With all my computer woes I have been unable to access or share the last pictures from our trip to the Highland Wildlife Park in August. Well... today I finally managed to get back into that photo folder! So here are my final and most favourite animals - the tiny tigers and fluff cats. ;-)
Tiny Tigers? The Scottish Wildcats, of course!
The park has a lovely idea for their cats - they have an aerial walkway that runs through the woodland section, above the cages and footpath. It links several cages together so that the cats can prowl on high, chill in solitude or visit each other. Here's one standing in the walkway, just to the left of one of the cat cages. Can you see it?
I went closer and took some more photos...
The Scottish wildcat looks similar to a domestic tabby, but their heads are more round and their tails are very bushy, with a distinct black tip.
This one completely ignored all of us below gawping upwards.
Sadly, these lovely cats are now one of Britain's rarest mammals, quite possibly in serious danger of extinction. Part of the problem is cross-breeding of domestic cats with wildcats. There is a very famous example of a melanistic hybrid, the "Kellas cat", in *Elgin Museum. (*Scotland's oldest independent museum)
For more information on the Scottish Wildcat and the important work being carried out to save and protect them, by the Royal Zoological Society of Scotland, please go to Cairngorm Wildcat Project.
We saw kittens and adults at the park, but they were up in the trees grooming each other and not very interested in being photographed.
I did manage to get a few quick photos of one adult as it walked across the cage. This was with a zoom shot, so it is a bit blurry, but you can see that gorgeous black-tipped tail.
Now on to the fluff cats! We nearly missed them and the only photo I managed was so blurry it wasn't worth sharing. So I'm using a video from the Highland Park to show off these stunning cats.
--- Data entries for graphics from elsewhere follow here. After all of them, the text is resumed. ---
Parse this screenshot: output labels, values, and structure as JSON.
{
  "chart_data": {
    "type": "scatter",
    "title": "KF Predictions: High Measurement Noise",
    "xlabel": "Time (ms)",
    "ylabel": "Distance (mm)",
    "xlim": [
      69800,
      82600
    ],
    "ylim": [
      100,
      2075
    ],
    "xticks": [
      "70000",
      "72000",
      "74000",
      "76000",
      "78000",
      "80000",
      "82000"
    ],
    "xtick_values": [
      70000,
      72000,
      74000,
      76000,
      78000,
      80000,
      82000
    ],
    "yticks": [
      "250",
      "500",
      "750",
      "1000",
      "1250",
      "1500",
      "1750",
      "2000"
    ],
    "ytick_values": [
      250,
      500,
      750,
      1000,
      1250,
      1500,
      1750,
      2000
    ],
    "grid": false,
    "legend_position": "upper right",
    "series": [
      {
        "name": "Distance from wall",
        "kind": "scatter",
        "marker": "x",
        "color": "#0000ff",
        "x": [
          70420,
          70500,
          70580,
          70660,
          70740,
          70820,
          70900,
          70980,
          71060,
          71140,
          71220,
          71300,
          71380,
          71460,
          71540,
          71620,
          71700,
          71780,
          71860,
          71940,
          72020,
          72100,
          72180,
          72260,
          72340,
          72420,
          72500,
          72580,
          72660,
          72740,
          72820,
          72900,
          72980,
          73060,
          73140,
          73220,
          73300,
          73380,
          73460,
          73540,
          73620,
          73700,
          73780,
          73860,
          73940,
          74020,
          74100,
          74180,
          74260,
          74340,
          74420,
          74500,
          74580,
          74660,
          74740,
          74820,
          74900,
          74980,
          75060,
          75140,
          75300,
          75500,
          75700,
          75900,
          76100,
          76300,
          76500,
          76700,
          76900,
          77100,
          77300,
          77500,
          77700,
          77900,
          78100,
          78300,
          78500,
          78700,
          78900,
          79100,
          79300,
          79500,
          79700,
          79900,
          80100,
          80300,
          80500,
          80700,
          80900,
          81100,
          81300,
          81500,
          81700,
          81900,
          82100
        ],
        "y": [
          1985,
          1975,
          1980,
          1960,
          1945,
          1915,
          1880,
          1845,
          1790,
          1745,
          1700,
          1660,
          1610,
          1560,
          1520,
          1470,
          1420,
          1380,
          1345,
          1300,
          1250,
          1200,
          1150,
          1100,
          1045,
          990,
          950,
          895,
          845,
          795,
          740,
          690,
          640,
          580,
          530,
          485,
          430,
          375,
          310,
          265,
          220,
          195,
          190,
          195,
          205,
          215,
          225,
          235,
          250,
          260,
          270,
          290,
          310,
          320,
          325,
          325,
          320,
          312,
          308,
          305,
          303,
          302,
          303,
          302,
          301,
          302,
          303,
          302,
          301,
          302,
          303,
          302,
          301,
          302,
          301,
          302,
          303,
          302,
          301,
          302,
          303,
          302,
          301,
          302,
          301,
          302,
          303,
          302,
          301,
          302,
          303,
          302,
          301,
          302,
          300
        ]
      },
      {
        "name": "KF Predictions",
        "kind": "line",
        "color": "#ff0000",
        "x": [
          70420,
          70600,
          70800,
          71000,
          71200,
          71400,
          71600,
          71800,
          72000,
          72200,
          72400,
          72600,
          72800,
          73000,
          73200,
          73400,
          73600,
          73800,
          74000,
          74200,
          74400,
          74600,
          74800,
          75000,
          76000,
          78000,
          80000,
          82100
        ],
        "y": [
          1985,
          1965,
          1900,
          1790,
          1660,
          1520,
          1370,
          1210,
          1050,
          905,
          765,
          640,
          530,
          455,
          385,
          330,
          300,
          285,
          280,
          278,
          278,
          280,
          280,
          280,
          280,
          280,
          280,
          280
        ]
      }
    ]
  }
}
This is a pair of Pallas cats:
"The Pallas cat was named after the German naturalist Peter Pallas, who discovered them in the 18th Century. They are found in Iran, China, Russia, Mongolia and Tibet, living in rocky deserts and barren mountainous regions.
Pallas cats are most frequently encountered at dusk or in early morning. They make their den in small caves and rock crevices but will take shelter in the burrows of marmots, foxes and badgers. They will sleep here during the day until dusk, when it is time to hunt. Pallas cats have dense fur to cope with their cold, dry environment, and they wrap their tail around their body for extra warmth when sitting or lying."